“You can’t trust in wishes. You trust in God. It’s harder to do, but worth it. You become a better person.”

  “You want me perfect,” said Dinah. “I get so perfect, then I’m perfectly — lonely. Too good to have friends.”

  Her mother corrected her. “I don’t want you perfect. I want you Dinah. The best Dinah you can be. Belief in God doesn’t make you better than anyone else — but with luck, it might make you better than you would otherwise be.”

  “With luck?”

  Her dad, in the other room, had laughed warmly. “She got you there, darlin’.”

  Her mom had replied, “With grace. Have a good mind, honey, but don’t be a clever weasel.”

  Dinah heard this all again in the dark, as if her parents were right there with her, hovering, shadowlike and indistinct, protecting her. But what if they were dead by now, and Dinah’s memory was of their ghosts, passing by, blessing her for a last time?

  Gage was saying to Zeke, in a peacemaking tone, “Belief in something, anything, may or may not make you a better person, Zeke — depending on what the belief is — but it can make you different. You listen to a story together, though, and your differences can dissolve a little. Isn’t that okay? For a while? In an emergency?”

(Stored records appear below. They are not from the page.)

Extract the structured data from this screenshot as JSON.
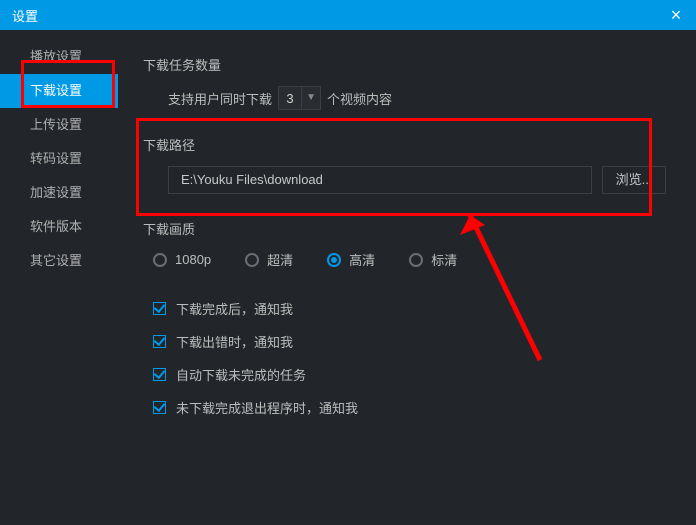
{
  "title": "设置",
  "sidebar": {
    "items": [
      {
        "label": "播放设置"
      },
      {
        "label": "下载设置"
      },
      {
        "label": "上传设置"
      },
      {
        "label": "转码设置"
      },
      {
        "label": "加速设置"
      },
      {
        "label": "软件版本"
      },
      {
        "label": "其它设置"
      }
    ],
    "activeIndex": 1
  },
  "downloadTasks": {
    "title": "下载任务数量",
    "prefix": "支持用户同时下载",
    "value": "3",
    "suffix": "个视频内容"
  },
  "downloadPath": {
    "title": "下载路径",
    "value": "E:\\Youku Files\\download",
    "browse": "浏览..."
  },
  "quality": {
    "title": "下载画质",
    "options": [
      "1080p",
      "超清",
      "高清",
      "标清"
    ],
    "selectedIndex": 2
  },
  "checkboxes": [
    {
      "label": "下载完成后，通知我",
      "checked": true
    },
    {
      "label": "下载出错时，通知我",
      "checked": true
    },
    {
      "label": "自动下载未完成的任务",
      "checked": true
    },
    {
      "label": "未下载完成退出程序时，通知我",
      "checked": true
    }
  ]
}
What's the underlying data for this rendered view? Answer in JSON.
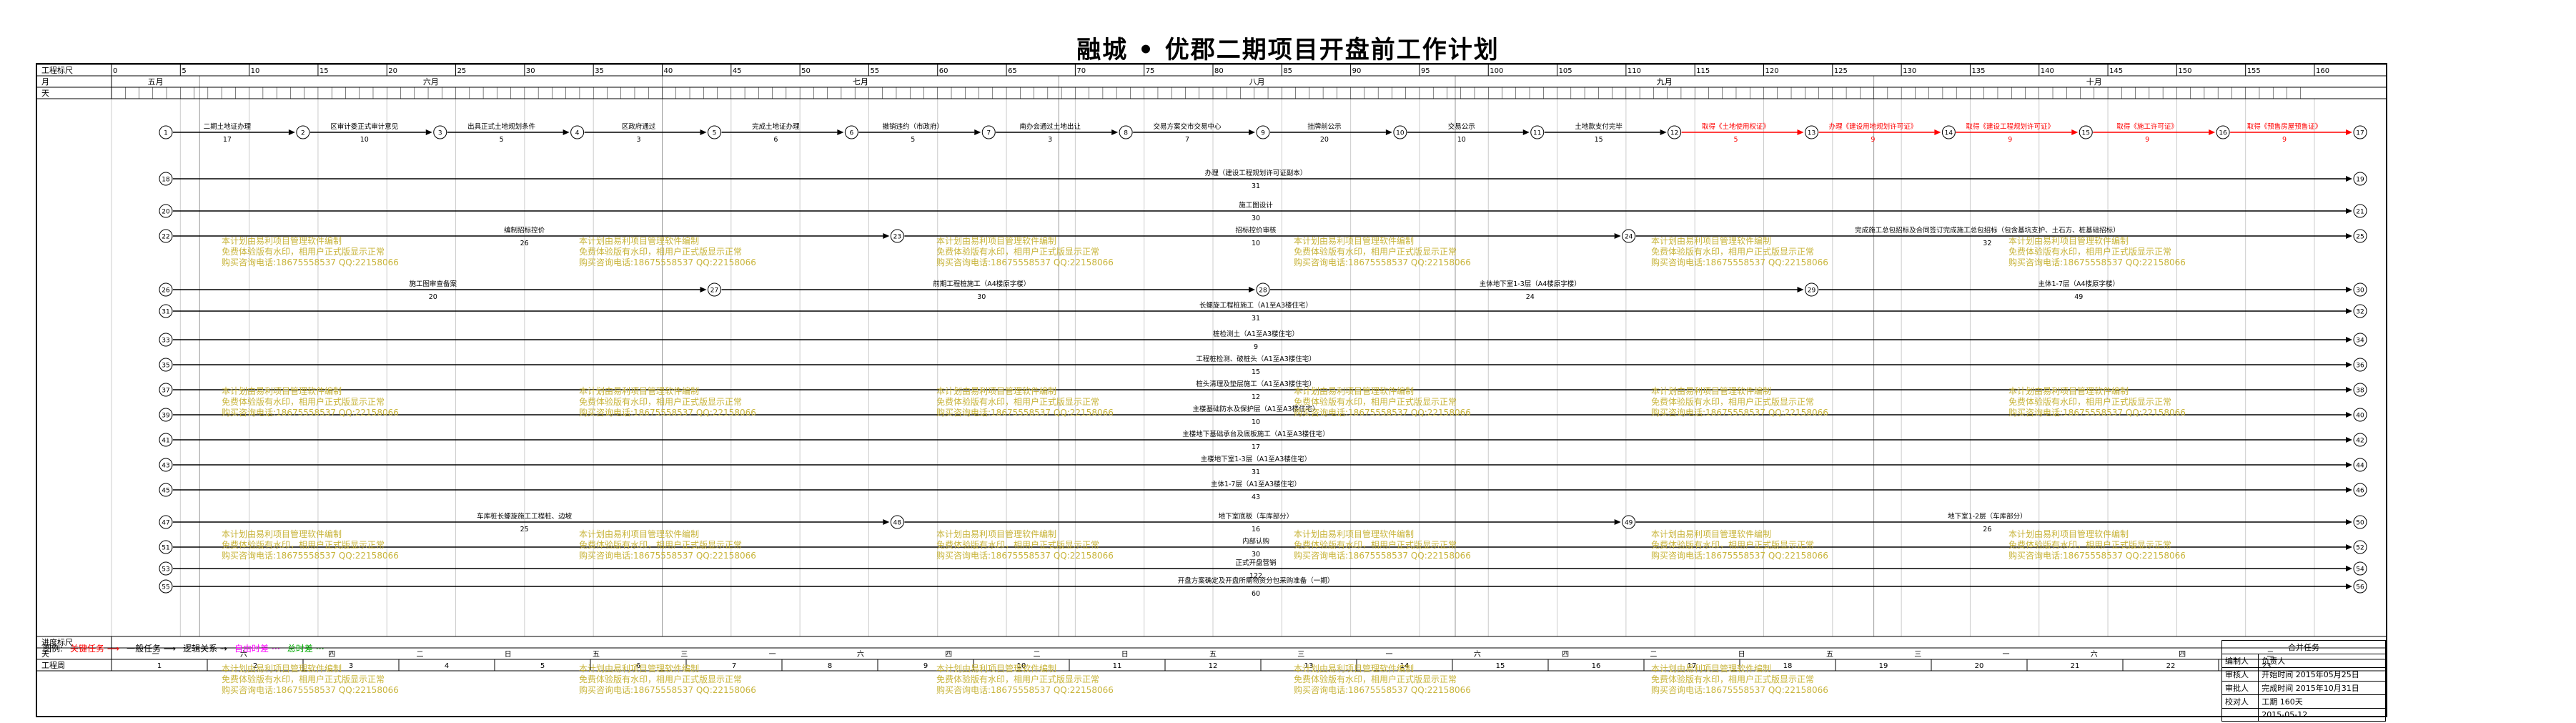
{
  "title": "融城 • 优郡二期项目开盘前工作计划",
  "header": {
    "row_labels": [
      "工程标尺",
      "月",
      "天"
    ],
    "months": [
      "五月",
      "六月",
      "七月",
      "八月",
      "九月",
      "十月"
    ],
    "ruler_ticks": [
      "0",
      "5",
      "10",
      "15",
      "20",
      "25",
      "30",
      "35",
      "40",
      "45",
      "50",
      "55",
      "60",
      "65",
      "70",
      "75",
      "80",
      "85",
      "90",
      "95",
      "100",
      "105",
      "110",
      "115",
      "120",
      "125",
      "130",
      "135",
      "140",
      "145",
      "150",
      "155",
      "160"
    ]
  },
  "footer": {
    "row_labels": [
      "进度标尺",
      "天",
      "工程周"
    ],
    "weekdays": [
      "一",
      "六",
      "四",
      "二",
      "日",
      "五",
      "三",
      "一",
      "六",
      "四",
      "二",
      "日",
      "五",
      "三",
      "一",
      "六",
      "四",
      "二",
      "日",
      "五",
      "三",
      "一",
      "六",
      "四",
      "二"
    ],
    "weeks": [
      "1",
      "2",
      "3",
      "4",
      "5",
      "6",
      "7",
      "8",
      "9",
      "10",
      "11",
      "12",
      "13",
      "14",
      "15",
      "16",
      "17",
      "18",
      "19",
      "20",
      "21",
      "22",
      "23"
    ]
  },
  "tasks": [
    {
      "label": "二期土地证办理",
      "days": "17",
      "critical": false
    },
    {
      "label": "区审计委正式审计意见",
      "days": "10",
      "critical": false
    },
    {
      "label": "出具正式土地规划条件",
      "days": "5",
      "critical": false
    },
    {
      "label": "区政府通过",
      "days": "3",
      "critical": false
    },
    {
      "label": "完成土地证办理",
      "days": "6",
      "critical": false
    },
    {
      "label": "撤销违约（市政府）",
      "days": "5",
      "critical": false
    },
    {
      "label": "南办会通过土地出让",
      "days": "3",
      "critical": false
    },
    {
      "label": "交易方案交市交易中心",
      "days": "7",
      "critical": false
    },
    {
      "label": "挂牌前公示",
      "days": "20",
      "critical": false
    },
    {
      "label": "交易公示",
      "days": "10",
      "critical": false
    },
    {
      "label": "土地款支付完毕",
      "days": "15",
      "critical": false
    },
    {
      "label": "取得《土地使用权证》",
      "days": "5",
      "critical": true
    },
    {
      "label": "办理《建设用地规划许可证》",
      "days": "9",
      "critical": true
    },
    {
      "label": "取得《建设工程规划许可证》",
      "days": "9",
      "critical": true
    },
    {
      "label": "取得《施工许可证》",
      "days": "9",
      "critical": true
    },
    {
      "label": "取得《预售房屋预售证》",
      "days": "9",
      "critical": true
    },
    {
      "label": "办理（建设工程规划许可证副本）",
      "days": "31",
      "critical": false
    },
    {
      "label": "施工图设计",
      "days": "30",
      "critical": false
    },
    {
      "label": "编制招标控价",
      "days": "26",
      "critical": false
    },
    {
      "label": "招标控价审核",
      "days": "10",
      "critical": false
    },
    {
      "label": "完成施工总包招标及合同签订完成施工总包招标（包含基坑支护、土石方、桩基础招标）",
      "days": "32",
      "critical": false
    },
    {
      "label": "施工图审查备案",
      "days": "20",
      "critical": false
    },
    {
      "label": "前期工程桩施工（A4楼原字楼）",
      "days": "30",
      "critical": false
    },
    {
      "label": "主体地下室1-3层（A4楼原字楼）",
      "days": "24",
      "critical": false
    },
    {
      "label": "主体1-7层（A4楼原字楼）",
      "days": "49",
      "critical": false
    },
    {
      "label": "长螺旋工程桩施工（A1至A3楼住宅）",
      "days": "31",
      "critical": false
    },
    {
      "label": "桩检测土（A1至A3楼住宅）",
      "days": "9",
      "critical": false
    },
    {
      "label": "工程桩检测、破桩头（A1至A3楼住宅）",
      "days": "15",
      "critical": false
    },
    {
      "label": "桩头清理及垫层施工（A1至A3楼住宅）",
      "days": "12",
      "critical": false
    },
    {
      "label": "主楼基础防水及保护层（A1至A3楼住宅）",
      "days": "10",
      "critical": false
    },
    {
      "label": "主楼地下基础承台及底板施工（A1至A3楼住宅）",
      "days": "17",
      "critical": false
    },
    {
      "label": "主楼地下室1-3层（A1至A3楼住宅）",
      "days": "31",
      "critical": false
    },
    {
      "label": "主体1-7层（A1至A3楼住宅）",
      "days": "43",
      "critical": false
    },
    {
      "label": "车库桩长螺旋施工工程桩、边坡",
      "days": "25",
      "critical": false
    },
    {
      "label": "地下室底板（车库部分）",
      "days": "16",
      "critical": false
    },
    {
      "label": "地下室1-2层（车库部分）",
      "days": "26",
      "critical": false
    },
    {
      "label": "内部认购",
      "days": "30",
      "critical": false
    },
    {
      "label": "正式开盘营销",
      "days": "122",
      "critical": false
    },
    {
      "label": "开盘方案确定及开盘所需物资分包采购准备（一期）",
      "days": "60",
      "critical": false
    }
  ],
  "watermark": [
    "本计划由易利项目管理软件编制",
    "免费体验版有水印，相用户正式版显示正常",
    "购买咨询电话:18675558537 QQ:22158066"
  ],
  "legend": {
    "label": "图例:",
    "items": [
      "关键任务",
      "一般任务",
      "逻辑关系",
      "自由时差",
      "总时差"
    ],
    "colors": {
      "critical": "#ff0000",
      "normal": "#000000",
      "free_float": "#ff00ff",
      "total_float": "#00cc00"
    }
  },
  "signoff": {
    "header": "合并任务",
    "rows": [
      [
        "编制人",
        "负责人"
      ],
      [
        "审核人",
        "开始时间  2015年05月25日"
      ],
      [
        "审批人",
        "完成时间  2015年10月31日"
      ],
      [
        "校对人",
        "工期  160天"
      ],
      [
        "",
        "2015-05-12"
      ]
    ]
  }
}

  Zeke didn’t answer, but turned his spine away from the others.

  What-the-Dickens tried to think things through. To add things up. (Skibbereen have a hard time at this; the best that the smartest of them can do with adding two plus two is guessing: three plus one. Correct, sort of, but not always useful.)

  In his first day of life, he’d gained very little and he’d lost his ambition to become a pet to McCavity. He’d based his hopes on a sorry notion, if being a pet meant prison. Suffocation. Slavery.

  So he was out in the wind, out in the wild, with nothing but his drying wings and his loneliness to believe in. And even though he lacked a grasp of basic math, he realized that this didn’t seem to add up to much.

  Without a destination, What-the-Dickens flew the way the mama grisset might have done — this way and that, meandering like a butterfly or a bee. A butterfly or a bee in panic mode. He touched down; he lifted off. He looked and then he closed his eyes.

  He was not so much aloft as adrift.

  He ought to have slept, you know. Sleep is good for anyone in distress. But he couldn’t. He bumbled left, right, up, and down. Like a moth, occasionally he was drawn to the light in some isolated window, but he grew too scared to come closer in case he became trapped again.

  The mama grisset has her young, he thought. Maharajah and McCavity are clearly cousins of some sort. Even the shriveled crone in the attic seems to have her family downstairs. Whom do I have of my own? Nobody.

  In his terror at this sudden clarity, he entered the hot airspace over the chimney flue of a baker who, in the ancient tradition of bakers, had risen early to knead the dough for the day’s loaves. What-the-Dickens tumbled in the thermal, heel over head and wing tips over heels. The heat made him pass out, but his wings didn’t entirely forget their new talent. Instinct told his wings to break the speed of his fall to earth, and his wings obeyed.

  Still, when he fell at last, he was winded, wounded of limb, and shattered of spirit. Crumpled upon himself, he rolled to a stop against the back wheel of the bakery’s delivery truck. GOODNESS BAKERY: THE BEST BAKED GOODS, said the truck, black and gold letters on a red background, though What-the-Dickens was beyond reading anything.

  Like it or not, he slept.

  And so should I. And so should you. Do you hear me?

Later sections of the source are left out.